How would I construct the position defined w.r.t to some non-holonomic tetrad basis, $x^{\hat{\mu}}$?
Thanks
 A: The relation between any two basis on a manifold is always a transformation matrix. If the two basis are holonomic (coordinate basis) this transformation matrix is actually the Jacobian matrix between the two coordinate systems. Otherwise the matrix is a generic non singular matrix ${L^\alpha}_{\hat{\beta}}$.
In simpler words: you express your anholomic basis $\mathbf{e}_{\hat{\beta}}$ vectors as a linear combination of the holonomic basis vectors $\mathbf{e}_{\alpha}$.

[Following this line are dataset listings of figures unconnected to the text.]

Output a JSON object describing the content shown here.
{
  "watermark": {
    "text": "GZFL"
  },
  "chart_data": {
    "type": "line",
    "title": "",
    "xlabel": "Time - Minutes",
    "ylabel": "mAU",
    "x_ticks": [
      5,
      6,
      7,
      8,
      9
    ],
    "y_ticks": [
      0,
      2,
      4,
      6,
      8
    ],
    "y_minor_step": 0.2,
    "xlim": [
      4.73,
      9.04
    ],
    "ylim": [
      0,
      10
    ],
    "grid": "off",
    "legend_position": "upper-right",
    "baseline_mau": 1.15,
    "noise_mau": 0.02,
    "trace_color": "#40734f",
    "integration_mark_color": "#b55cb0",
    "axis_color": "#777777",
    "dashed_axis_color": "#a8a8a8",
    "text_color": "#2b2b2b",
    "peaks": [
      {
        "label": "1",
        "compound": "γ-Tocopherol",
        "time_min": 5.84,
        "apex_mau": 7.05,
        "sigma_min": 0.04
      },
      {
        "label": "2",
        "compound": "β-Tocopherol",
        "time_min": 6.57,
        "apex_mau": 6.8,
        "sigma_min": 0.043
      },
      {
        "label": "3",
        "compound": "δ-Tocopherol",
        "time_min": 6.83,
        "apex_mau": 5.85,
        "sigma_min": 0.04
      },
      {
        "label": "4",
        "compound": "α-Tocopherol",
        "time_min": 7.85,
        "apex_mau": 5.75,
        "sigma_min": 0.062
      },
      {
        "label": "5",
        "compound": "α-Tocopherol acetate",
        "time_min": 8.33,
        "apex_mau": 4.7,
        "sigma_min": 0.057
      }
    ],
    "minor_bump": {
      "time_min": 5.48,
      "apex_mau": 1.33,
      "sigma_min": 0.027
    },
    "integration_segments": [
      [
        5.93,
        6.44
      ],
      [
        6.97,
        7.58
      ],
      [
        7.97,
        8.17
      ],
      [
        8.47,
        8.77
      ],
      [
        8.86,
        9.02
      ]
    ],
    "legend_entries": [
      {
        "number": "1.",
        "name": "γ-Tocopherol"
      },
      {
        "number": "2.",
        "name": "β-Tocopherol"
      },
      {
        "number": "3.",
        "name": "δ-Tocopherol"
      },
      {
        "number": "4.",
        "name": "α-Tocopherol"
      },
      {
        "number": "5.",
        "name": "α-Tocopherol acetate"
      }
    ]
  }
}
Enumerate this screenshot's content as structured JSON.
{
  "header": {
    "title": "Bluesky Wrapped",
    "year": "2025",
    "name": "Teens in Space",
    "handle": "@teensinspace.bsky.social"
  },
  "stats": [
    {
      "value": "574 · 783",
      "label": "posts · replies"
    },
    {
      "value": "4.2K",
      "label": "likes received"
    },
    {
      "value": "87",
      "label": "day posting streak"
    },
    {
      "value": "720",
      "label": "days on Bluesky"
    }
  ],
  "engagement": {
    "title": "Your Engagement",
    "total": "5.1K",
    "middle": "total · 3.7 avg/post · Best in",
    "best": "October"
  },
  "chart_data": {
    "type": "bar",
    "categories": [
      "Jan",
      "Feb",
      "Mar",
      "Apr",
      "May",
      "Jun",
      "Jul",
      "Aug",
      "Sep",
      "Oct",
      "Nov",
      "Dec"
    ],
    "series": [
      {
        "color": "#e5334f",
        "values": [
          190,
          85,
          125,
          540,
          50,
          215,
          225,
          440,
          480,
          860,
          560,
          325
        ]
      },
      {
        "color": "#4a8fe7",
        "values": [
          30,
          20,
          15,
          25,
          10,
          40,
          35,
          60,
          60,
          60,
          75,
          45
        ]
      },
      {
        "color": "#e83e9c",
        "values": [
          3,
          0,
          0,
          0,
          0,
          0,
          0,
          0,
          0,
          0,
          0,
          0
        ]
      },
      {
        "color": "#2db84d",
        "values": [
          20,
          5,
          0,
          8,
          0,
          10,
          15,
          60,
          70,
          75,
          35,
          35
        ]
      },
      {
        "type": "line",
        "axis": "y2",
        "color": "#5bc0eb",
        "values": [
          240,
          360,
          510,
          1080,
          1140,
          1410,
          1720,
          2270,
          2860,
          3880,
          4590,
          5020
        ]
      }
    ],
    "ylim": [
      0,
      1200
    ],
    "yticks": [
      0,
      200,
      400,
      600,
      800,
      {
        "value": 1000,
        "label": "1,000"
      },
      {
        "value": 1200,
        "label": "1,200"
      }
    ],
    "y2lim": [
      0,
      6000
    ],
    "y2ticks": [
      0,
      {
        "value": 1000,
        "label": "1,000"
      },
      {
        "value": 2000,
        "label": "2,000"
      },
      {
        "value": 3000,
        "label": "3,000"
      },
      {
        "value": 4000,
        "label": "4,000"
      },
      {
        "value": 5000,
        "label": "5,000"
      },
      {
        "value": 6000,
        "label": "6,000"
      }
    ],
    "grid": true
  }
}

A simple example: suppose you use polar coordinates $(r,\theta)$ in $\mathbf{R}^2$. The basis vectors are $(\frac{\partial }{\partial r},\frac{\partial }{\partial \theta})$. Vector $\frac{\partial }{\partial \theta}$ does not have unit module though, so if you want to use an orthonormal basis you choose $(\frac{\partial }{\partial r},\frac{1}{r}\frac{\partial }{\partial \theta})$. This basis is anholomic and is expressed as a very simple linear combination of the coordinate basis vectors. ${L^\alpha}_{\hat{\beta}}$ in this case is simply \begin{pmatrix}
1 & 0\\ 
0 & \frac{1}{r}
\end{pmatrix}
In your question you ask how to express "position" in the anholomic basis. This is an ill-conceived question. "Position" is not a vector, it is a point on a manifold and is represented as a n-tuple in a coordinate system. Since it is not a vector, it is not expressible as a linear combination of basis vectors. 
The velocity vector $u^\alpha$ on the other hand, transforms as a covariant vector via the matrix   ${L^{\hat{\beta}}}_\alpha$ which is the inverse of the matrix used to transform the basis vectors.